• Memorials to the murdered Jews of Lutsk
In the major city of Lutsk (Polish: Łuck) in the northwest of Ukraine a memorial stone remembers since 1990 the approximately 28,000 Jews murdered by the Nazis after their invasion in 1941.
Image: Lutsk, 1924, The Great Synagogue from the 17th century, YIVO Institute
Lutsk, 1924, The Great Synagogue from the 17th century, YIVO Institute

Image: Lutsk, 2007, The former Synagogue today, aisipos
Lutsk, 2007, The former Synagogue today, aisipos
Lutsk (Polish: Łuck) was the capital of the historic region of Volhynia and was part of the Russian Empire before World War I, thereafter it belonged to Poland until 1939. In 1939 the town had a population of about 39,000. 19,000 of them were Jews, the other half Ukrainians and Poles.
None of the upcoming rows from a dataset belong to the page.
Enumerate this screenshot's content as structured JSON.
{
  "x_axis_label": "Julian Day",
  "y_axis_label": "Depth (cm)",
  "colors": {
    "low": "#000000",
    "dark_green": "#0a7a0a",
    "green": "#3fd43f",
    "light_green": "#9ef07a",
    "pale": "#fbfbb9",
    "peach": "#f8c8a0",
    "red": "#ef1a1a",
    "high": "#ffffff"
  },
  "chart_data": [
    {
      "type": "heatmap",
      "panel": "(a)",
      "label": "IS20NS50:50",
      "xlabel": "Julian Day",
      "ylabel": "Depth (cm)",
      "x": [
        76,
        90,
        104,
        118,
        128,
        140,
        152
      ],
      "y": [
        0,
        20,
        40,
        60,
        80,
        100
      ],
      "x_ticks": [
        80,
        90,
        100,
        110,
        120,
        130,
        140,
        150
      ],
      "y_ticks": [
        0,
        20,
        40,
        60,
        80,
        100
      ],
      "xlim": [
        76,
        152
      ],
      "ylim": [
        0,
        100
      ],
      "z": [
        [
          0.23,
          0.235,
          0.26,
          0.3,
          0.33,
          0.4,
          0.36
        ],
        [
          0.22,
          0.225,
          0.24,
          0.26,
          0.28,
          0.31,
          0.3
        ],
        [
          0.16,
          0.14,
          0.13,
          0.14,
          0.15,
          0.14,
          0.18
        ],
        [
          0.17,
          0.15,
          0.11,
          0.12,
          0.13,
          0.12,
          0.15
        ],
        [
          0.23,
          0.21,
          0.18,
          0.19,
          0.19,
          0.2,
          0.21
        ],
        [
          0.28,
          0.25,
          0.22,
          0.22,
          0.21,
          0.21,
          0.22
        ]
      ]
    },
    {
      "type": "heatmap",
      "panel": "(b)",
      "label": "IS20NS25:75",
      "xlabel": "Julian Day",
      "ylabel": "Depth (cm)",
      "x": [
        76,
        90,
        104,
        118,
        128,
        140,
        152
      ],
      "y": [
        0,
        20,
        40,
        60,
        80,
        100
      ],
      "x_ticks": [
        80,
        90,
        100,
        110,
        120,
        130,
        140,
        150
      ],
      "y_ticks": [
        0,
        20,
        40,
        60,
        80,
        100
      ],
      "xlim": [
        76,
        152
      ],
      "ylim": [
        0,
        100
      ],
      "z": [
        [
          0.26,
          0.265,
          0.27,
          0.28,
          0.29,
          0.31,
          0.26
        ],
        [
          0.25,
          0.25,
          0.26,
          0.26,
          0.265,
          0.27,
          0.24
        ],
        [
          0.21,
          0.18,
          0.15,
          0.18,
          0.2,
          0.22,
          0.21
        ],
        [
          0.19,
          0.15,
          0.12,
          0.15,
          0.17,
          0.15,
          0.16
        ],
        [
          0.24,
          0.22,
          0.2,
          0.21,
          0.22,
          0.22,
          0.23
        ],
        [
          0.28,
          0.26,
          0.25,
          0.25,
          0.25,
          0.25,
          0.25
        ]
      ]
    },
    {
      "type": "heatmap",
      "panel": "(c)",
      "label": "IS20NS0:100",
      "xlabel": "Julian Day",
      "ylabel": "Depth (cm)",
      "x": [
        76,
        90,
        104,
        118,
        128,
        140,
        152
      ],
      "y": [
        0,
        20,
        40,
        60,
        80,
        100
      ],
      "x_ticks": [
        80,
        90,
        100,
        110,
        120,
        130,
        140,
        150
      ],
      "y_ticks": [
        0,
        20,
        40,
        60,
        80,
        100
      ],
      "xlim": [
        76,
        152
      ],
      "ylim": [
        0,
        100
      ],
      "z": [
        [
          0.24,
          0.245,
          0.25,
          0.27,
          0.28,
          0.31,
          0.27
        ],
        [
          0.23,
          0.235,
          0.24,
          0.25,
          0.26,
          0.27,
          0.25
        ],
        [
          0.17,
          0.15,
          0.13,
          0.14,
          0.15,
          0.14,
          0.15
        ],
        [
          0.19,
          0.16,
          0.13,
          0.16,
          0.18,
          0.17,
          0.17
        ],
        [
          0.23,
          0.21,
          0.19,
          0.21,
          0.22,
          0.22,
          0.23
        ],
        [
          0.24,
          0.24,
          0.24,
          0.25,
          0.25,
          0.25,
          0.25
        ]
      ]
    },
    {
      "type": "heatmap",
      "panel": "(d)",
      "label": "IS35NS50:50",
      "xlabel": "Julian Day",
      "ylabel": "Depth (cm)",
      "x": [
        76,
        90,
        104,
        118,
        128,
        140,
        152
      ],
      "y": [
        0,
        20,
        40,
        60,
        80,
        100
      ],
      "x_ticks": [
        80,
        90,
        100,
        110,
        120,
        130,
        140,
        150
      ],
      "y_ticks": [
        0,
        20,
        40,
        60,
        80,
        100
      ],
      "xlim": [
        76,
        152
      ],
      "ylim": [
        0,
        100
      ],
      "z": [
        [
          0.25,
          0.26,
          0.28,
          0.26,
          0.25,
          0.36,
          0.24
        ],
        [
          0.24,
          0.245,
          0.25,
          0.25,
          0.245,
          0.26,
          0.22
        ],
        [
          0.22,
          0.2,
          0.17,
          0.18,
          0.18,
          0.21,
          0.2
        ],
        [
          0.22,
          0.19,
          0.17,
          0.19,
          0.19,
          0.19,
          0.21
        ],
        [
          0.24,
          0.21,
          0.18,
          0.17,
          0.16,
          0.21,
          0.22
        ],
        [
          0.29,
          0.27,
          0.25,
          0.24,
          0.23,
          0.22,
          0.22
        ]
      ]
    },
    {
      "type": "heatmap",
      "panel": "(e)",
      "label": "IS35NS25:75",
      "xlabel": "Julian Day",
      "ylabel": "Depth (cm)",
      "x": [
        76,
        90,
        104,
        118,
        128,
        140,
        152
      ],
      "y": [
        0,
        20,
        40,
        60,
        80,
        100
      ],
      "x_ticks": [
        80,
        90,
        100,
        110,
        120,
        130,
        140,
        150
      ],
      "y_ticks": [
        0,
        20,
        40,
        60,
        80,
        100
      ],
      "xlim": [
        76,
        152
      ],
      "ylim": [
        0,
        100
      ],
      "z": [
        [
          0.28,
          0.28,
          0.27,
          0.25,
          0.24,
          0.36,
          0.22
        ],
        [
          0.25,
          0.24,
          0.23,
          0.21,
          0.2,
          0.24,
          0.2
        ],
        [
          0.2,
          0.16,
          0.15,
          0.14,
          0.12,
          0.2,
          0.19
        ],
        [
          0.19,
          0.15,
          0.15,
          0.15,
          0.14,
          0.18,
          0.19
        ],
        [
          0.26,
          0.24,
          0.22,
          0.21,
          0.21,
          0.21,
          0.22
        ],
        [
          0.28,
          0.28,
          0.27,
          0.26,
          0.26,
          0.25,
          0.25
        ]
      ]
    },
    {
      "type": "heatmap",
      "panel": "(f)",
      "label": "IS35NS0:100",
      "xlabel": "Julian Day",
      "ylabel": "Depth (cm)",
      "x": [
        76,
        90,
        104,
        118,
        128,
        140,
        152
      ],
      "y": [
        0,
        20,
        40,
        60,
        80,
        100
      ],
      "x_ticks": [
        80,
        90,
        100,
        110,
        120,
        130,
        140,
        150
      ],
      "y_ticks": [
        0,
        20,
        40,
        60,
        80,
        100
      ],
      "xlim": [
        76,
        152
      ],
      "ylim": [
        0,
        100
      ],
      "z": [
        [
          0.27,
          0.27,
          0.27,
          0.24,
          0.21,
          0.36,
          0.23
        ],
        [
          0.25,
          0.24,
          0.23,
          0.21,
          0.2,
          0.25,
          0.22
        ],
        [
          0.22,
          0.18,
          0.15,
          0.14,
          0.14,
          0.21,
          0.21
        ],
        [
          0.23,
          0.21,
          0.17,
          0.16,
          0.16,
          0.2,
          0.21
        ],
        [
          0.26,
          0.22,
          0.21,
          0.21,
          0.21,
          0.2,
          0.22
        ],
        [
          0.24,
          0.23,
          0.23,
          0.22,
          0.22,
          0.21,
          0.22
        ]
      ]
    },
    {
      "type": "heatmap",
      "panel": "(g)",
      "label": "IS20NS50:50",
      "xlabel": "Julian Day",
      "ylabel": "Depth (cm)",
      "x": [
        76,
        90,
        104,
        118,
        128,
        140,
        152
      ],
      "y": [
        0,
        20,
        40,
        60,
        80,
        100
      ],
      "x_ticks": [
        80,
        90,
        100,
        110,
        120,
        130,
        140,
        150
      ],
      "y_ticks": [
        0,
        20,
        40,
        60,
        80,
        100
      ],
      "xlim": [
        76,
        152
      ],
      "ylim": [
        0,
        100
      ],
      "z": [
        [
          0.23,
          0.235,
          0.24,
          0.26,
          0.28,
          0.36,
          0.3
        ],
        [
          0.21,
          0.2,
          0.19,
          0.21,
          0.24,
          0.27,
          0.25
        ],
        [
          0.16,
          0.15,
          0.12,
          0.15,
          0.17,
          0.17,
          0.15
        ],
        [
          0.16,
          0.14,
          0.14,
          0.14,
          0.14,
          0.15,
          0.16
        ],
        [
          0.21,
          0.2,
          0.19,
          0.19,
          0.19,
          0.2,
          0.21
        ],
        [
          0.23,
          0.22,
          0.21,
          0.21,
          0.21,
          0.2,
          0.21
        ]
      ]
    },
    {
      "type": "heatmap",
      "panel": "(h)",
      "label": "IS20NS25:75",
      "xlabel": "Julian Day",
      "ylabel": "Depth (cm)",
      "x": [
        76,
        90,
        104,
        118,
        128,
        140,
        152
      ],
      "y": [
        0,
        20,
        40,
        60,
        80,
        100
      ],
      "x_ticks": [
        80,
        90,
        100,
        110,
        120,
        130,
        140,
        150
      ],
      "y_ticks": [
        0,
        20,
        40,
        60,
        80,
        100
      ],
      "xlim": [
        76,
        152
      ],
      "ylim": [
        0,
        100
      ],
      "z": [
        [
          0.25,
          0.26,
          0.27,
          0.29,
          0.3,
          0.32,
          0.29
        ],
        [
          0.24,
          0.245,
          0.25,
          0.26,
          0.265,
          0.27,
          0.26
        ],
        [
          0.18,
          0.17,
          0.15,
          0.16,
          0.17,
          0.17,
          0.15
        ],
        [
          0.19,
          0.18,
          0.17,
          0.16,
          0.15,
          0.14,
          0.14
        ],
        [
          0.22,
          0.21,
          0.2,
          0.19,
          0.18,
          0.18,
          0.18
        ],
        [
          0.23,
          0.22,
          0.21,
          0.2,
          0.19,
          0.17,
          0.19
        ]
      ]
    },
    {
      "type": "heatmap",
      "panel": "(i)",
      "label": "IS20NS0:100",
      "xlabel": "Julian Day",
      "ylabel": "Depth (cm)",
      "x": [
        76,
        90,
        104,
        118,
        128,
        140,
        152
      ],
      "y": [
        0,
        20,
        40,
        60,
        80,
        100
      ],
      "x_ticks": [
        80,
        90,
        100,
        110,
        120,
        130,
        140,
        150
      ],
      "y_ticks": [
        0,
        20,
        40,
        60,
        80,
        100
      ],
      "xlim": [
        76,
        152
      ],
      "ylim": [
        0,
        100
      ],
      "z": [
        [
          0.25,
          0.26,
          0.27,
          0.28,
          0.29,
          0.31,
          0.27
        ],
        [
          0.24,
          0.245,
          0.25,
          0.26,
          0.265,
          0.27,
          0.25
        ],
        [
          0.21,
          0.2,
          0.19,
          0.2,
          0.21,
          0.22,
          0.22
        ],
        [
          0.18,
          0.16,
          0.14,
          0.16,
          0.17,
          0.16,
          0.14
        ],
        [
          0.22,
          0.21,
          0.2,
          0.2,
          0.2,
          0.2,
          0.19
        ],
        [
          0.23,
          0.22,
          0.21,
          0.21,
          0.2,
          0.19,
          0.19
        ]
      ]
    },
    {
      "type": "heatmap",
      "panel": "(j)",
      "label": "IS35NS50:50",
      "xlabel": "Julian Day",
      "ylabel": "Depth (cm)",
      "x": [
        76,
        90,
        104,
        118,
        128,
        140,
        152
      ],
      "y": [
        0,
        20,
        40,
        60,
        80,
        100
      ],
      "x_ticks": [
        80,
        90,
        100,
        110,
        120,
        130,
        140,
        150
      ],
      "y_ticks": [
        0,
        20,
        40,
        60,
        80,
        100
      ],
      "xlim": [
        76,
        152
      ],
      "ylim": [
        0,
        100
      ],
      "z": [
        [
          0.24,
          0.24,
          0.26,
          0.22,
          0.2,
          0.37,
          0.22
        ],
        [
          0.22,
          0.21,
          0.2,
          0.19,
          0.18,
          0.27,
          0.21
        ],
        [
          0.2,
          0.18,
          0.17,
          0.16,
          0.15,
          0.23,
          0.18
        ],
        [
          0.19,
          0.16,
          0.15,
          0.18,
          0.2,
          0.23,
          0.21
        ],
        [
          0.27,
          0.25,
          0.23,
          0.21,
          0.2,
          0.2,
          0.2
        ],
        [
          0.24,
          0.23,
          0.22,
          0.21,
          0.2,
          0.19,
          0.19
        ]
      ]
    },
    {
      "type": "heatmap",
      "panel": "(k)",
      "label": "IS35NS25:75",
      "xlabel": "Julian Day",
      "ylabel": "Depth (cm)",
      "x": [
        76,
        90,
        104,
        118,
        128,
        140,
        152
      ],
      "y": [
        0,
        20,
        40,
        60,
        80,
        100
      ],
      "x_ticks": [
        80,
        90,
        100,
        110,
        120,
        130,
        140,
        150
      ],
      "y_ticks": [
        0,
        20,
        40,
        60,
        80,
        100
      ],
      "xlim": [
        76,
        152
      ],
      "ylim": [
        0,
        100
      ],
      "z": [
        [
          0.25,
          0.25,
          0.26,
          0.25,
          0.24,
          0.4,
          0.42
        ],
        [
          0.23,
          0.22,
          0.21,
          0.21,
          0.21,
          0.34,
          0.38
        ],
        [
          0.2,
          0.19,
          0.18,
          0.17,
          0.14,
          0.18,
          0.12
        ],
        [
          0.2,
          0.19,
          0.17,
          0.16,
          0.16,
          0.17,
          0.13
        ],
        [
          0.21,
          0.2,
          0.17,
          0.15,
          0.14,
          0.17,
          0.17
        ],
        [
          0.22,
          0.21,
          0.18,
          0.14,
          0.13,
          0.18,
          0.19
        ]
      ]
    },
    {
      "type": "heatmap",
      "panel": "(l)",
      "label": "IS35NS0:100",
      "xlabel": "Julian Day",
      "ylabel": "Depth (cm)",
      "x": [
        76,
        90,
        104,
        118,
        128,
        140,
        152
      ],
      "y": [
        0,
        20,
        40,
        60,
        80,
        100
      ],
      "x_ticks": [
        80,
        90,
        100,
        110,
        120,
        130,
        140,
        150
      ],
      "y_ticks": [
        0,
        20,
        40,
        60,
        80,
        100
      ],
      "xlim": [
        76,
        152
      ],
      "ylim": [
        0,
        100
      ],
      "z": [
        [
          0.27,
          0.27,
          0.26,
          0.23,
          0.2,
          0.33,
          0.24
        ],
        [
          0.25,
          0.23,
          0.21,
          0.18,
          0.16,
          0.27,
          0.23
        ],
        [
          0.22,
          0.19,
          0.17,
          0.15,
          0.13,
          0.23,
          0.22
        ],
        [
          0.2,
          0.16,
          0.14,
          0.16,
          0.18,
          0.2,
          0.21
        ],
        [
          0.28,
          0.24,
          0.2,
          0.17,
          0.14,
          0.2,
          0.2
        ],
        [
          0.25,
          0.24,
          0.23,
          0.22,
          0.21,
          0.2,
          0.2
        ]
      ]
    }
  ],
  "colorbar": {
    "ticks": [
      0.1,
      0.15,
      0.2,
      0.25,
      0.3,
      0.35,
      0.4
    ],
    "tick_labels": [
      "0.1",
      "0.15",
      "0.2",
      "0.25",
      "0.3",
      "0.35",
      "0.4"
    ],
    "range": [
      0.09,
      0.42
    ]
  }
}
The same year Lutsk was occupied by the Soviet Union as provided in the Molotov-Ribbentrop Pact. Many Poles were persecuted and arrested by the Soviet occupiers, Jewish institutions were closed.
When the German Wehrmacht marched into Lutsk on June 25, 1941 they were accompanied by an advance unit of the SS-Sonderkommando (SS special commando) 4a. Members of the SS immediately shot about 300 Jewish men whom they accused of arson. The advance unit discovered the bodies of up to 1,000 people, many of them Ukrainians, in the municipal prison, who had murdered by the Soviet secret service NKVD. Soon after, the rest of the Sonderkommando 4a arrived in Lutsk. Field Marshall Walter von Reichenau ordered an investigation by the Wehrmacht and the Sonderkommando 4a. Reichenau was presumably involved in the planning of the »retaliation measures«. On July 2, 1941 Ukrainian militia rounded up 1,160 Jewish men aged 16 to 60, who were then shot by members of the SS and volunteers of the Wehrmacht at the famous Lutsk castle.
From autumn 1942 about 500 Jews had to conduct forced labour in a camp, the other approximately 17,000 Jews had to move to a ghetto in December 1941. Between August 20 and 23, 1942 members of a special unit of the SS took all the Jews from the ghetto to prepared pits outside of town and shot them. The last Jews from Lutsk were murdered in September 1942 by members of the SS.
Image: Lutsk, 1924, The Great Synagogue from the 17th century, YIVO Institute
Lutsk, 1924, The Great Synagogue from the 17th century, YIVO Institute

Image: Lutsk, 2007, The former Synagogue today, aisipos
Lutsk, 2007, The former Synagogue today, aisipos
Members of the SS-Einsatzgruppe C (mobile killing unit) shot approximately 1,500 Jewish men in summer 1941. All Jewish men, women and children who survived the ghetto – up to 20,000 people – were shot by the SS in summer and autumn 1942.
Image: Lutsk, 1942, Street after the liquidation of the ghetto, Yad Vashem
Lutsk, 1942, Street after the liquidation of the ghetto, Yad Vashem

Image: Lutsk, 2007, Gravestone from the destroyed Jewish cemetery at the Holocaust memorial, aisipos
Lutsk, 2007, Gravestone from the destroyed Jewish cemetery at the Holocaust memorial, aisipos
After the war only 150 Jews returned to Lutsk. A small Jewish community emerged. However, from the 70s onwards most of the Jews from Lutsk immigrated to Israel. At the site of the mass shootings south of town a memorial was erected in 1990. It is lined by headstones of the Jewish cemetery destroyed long ago. Another reminiscence to the once flourishing Jewish life in Lutsk is the Great Synagogue, built in the 17th century in Renaissance style. It was not only used for religious purposes but also served as a community centre and a fortress. Parts of the building were severely damaged in the war, today it serves as a club house of a sports club. In 1995 a small memorial plaque was mounted on the outside wall of the former synagogue. The inscription in Hebrew and Ukrainian not only points out the importance of the synagogue as a monument but also remembers the »tens of thousands of Jews from the Lustk ghetto murdered by the Fascists in 1942«.
Image: Lutsk, 2007, Holocaust memorial at the site of the mass shootings of 1942, aisipos
Lutsk, 2007, Holocaust memorial at the site of the mass shootings of 1942, aisipos

Image: Lutsk, 2005, Memorial plaque on the wall of the Great Synagogue, Stiftung Denkmal
Lutsk, 2005, Memorial plaque on the wall of the Great Synagogue, Stiftung Denkmal
Name
Pamjatniki schertwam holokostu u Luzku
Address
Memorial: ul. Ahronomichna / Synagogue: bul. Danyla Halytskoho 33
43016 Lutsk
Open
The memorials are accessible at all times.